Skip to main content


Binaa worker renovating the house


A practical solution to a real crisis: BINAA for Development launches project to restore the homes of displaced persons in northern Syria

In addition to the obvious and immediate consequences of armed conflict, another type of suffering haunts hundreds of thousands of displaced Syrians in northern Syria, who were driven from their homes and their villages and forced to flee into the unknown.

Many of these displaced Syrians found refuge in demolished or incomplete cement houses – uninsulated structures that are unbearably cold in winter and dangerously hot in summer. For thousands of families in northern Syria, the lack of adequate housing is exacerbated by an absence of livelihood resources and job opportunities.

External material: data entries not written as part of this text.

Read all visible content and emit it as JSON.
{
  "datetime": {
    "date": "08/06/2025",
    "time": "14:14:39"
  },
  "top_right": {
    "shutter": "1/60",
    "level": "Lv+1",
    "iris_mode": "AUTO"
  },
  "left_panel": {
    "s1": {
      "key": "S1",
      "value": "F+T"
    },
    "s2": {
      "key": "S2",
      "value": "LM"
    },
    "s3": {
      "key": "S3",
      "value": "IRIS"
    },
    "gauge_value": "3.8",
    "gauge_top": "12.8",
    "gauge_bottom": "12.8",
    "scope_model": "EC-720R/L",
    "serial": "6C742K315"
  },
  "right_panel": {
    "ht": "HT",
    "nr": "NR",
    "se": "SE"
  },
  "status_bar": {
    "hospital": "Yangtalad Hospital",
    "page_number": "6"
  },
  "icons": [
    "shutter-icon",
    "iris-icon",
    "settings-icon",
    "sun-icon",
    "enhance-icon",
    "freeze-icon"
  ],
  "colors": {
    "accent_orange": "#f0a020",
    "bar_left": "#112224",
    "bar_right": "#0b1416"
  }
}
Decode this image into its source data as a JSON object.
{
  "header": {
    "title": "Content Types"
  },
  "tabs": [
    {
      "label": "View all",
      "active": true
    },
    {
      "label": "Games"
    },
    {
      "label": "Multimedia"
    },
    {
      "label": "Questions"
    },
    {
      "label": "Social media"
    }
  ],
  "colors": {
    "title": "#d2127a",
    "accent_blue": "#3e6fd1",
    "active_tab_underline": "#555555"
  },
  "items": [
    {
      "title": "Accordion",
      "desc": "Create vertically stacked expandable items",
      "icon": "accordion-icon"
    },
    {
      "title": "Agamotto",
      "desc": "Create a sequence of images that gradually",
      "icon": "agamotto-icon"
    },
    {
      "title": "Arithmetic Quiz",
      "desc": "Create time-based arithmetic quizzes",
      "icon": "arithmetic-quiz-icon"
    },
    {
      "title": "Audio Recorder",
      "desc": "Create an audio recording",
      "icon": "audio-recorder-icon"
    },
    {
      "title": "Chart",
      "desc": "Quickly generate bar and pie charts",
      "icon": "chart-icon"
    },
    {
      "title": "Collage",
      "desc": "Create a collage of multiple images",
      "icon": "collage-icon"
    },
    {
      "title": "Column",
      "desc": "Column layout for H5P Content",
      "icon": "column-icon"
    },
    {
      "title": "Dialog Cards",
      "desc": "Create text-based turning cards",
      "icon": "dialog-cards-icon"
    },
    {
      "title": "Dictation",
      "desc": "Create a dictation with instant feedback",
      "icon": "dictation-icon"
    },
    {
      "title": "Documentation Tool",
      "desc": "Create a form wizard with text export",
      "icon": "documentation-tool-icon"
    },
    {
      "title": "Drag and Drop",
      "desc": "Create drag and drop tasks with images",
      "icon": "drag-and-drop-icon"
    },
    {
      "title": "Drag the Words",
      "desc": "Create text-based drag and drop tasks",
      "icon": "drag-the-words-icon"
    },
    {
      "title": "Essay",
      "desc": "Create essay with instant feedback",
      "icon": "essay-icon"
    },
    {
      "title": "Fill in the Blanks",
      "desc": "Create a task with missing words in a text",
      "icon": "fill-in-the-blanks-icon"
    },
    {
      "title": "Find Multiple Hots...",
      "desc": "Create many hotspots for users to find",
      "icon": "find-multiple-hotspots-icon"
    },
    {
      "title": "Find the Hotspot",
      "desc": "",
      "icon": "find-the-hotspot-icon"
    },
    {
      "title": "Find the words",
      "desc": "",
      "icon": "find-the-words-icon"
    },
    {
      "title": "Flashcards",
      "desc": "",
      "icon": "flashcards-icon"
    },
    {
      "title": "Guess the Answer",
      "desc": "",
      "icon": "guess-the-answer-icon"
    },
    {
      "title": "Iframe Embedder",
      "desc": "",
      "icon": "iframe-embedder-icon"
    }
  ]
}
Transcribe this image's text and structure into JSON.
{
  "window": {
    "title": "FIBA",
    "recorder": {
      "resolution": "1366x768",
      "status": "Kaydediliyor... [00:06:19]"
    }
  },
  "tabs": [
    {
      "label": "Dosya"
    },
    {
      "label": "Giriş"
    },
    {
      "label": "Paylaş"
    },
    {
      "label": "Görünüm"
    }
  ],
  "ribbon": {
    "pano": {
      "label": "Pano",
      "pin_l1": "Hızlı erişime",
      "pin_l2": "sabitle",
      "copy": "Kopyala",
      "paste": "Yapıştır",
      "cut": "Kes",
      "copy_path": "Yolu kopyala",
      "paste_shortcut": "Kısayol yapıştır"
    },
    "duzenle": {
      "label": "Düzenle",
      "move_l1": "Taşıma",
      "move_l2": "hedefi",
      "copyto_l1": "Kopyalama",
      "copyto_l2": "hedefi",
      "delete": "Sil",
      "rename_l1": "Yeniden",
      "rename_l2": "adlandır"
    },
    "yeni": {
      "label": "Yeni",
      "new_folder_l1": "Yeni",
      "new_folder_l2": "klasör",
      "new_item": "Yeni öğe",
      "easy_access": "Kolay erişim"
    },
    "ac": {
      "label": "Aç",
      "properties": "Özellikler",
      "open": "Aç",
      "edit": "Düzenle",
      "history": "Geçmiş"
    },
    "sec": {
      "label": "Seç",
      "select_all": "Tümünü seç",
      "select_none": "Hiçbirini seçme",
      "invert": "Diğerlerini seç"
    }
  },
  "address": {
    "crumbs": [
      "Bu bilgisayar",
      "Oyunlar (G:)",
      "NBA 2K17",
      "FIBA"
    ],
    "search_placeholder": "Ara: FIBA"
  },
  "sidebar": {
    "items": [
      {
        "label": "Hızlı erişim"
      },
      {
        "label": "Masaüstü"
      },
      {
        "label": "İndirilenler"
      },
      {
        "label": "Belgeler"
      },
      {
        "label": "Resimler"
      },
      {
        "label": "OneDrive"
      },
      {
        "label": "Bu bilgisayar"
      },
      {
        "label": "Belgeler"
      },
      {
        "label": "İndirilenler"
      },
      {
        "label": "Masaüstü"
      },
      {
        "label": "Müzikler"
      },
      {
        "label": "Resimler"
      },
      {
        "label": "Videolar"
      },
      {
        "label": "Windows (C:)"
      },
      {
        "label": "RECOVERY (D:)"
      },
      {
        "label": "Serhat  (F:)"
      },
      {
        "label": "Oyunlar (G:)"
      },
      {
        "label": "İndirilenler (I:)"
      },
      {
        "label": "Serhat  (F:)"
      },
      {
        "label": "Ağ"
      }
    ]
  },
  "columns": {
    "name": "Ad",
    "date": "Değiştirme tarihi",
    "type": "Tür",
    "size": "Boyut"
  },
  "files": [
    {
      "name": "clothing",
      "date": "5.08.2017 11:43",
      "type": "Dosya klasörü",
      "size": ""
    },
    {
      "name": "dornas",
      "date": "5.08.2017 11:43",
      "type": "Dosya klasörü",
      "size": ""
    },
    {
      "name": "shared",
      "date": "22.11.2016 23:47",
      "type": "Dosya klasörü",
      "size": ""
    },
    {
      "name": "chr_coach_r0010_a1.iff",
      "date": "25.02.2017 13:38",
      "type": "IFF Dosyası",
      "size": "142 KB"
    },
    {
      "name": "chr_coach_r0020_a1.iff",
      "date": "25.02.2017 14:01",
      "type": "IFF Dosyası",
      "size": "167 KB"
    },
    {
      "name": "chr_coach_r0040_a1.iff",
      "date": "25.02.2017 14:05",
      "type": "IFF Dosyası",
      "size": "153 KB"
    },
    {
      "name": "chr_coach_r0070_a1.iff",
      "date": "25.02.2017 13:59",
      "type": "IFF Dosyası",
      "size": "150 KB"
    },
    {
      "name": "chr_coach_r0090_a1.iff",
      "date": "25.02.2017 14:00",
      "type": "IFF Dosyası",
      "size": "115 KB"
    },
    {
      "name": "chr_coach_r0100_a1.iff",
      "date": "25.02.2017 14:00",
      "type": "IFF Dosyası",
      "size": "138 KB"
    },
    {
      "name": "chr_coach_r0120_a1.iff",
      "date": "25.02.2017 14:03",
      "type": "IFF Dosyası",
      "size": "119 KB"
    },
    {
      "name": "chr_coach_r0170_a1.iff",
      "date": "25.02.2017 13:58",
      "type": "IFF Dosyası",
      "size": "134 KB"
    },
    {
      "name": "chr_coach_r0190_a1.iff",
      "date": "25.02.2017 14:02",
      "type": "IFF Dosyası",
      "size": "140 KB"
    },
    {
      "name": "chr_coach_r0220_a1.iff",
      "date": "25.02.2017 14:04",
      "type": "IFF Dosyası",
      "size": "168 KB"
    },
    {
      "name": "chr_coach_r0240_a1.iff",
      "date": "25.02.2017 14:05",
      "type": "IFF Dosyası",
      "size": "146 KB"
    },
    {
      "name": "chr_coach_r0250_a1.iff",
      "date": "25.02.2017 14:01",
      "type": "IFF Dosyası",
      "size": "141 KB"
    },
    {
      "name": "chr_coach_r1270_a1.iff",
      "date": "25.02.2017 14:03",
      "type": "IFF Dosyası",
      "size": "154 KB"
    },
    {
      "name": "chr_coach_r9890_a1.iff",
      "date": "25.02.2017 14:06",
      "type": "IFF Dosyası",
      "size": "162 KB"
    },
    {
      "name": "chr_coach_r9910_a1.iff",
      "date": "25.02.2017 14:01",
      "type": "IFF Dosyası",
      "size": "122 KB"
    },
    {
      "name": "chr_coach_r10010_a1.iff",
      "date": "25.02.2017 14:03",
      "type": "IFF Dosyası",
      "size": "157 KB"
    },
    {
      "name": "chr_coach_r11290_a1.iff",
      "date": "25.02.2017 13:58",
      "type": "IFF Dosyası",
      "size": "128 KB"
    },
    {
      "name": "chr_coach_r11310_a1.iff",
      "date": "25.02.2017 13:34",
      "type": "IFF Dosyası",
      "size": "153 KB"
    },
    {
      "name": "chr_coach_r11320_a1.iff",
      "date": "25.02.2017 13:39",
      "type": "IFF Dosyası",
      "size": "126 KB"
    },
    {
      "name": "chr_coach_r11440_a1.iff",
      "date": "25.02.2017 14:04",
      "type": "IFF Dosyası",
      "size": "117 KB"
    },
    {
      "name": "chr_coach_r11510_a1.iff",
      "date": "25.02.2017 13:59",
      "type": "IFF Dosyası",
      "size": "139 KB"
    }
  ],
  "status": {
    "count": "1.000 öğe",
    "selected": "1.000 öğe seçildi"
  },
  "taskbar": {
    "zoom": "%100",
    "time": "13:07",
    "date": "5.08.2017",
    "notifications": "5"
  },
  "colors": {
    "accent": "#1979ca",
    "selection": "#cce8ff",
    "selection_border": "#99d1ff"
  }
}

Committed to providing workable and practical solutions for displaced persons, BINAA for Development tackled housing in the Idlib countryside. With funding from Global Communities, BINAA’s restoration teams began maintenance and renovation projects for damaged houses – structures that are currently occupied by Internally Displaced Persons who cannot afford the costs of restoration.

During a visit by the BINAA team to one of the informal camps, Mr. B. Ayoub, a beneficiary of the project, introduced himself. “I and my family are from the village of Isqat in the Idlib countryside”, he said, “and our situation is very bad. On days when I work, we have something to eat. When I don’t work, we don’t eat.”   

Mr. Ayoub, his wife and their three children lived in a dilapidated house that lacked heat, as well as doors or windows. Mr. Ayoub said, “Last winter, we almost died from the cold. We saw death with our own eyes.”

Mr. Ayoub and his family are just one example of thousands who barely made it through the winter due to a lack of resources and adequate shelter.

Amer, an engineer on the BINAA renovation team, described the urgency of the project.  “Most of these houses don’t have windows or doors... although people do live in them, these houses, in reality, are not fit for habitation in their current condition.”  

Amer noted that the BINAA restoration team provides more than 70% of the renovation and finishing required to bring the damaged houses to livable standards.

Mr. Ayoub in his renovated house

In Mr. Ayoub’s house, renovation works included the installation of new doors and windows, the construction of a protection wall on the roof, and indoor and outdoor cement flooring. Mr. Ayoub praised the team’s work: “Thank God…the young men came and installed windows and doors…They built the house…they maintained the roof… They did not refuse any requests – they even brought us LED lights.”  

"The young men came and installed windows and doors…They built the house…they maintained the roof… They did not refuse any requests – they even brought us LED lights.” - B. Ayoub

Amer describes the renovation initiative as an “important project”. “In fact,” he says, “This project is as important as bread.” 

The renovation initiative is conducted in conjunction with a number of other projects launched by BINAA to improve the living conditions for residents in northern Syria’s camps, including the rehabilitation and paving of roads in the camps; the extension of water, sewage and rainwater drainage networks; and other high priority services related to camp conditions and residents’ needs.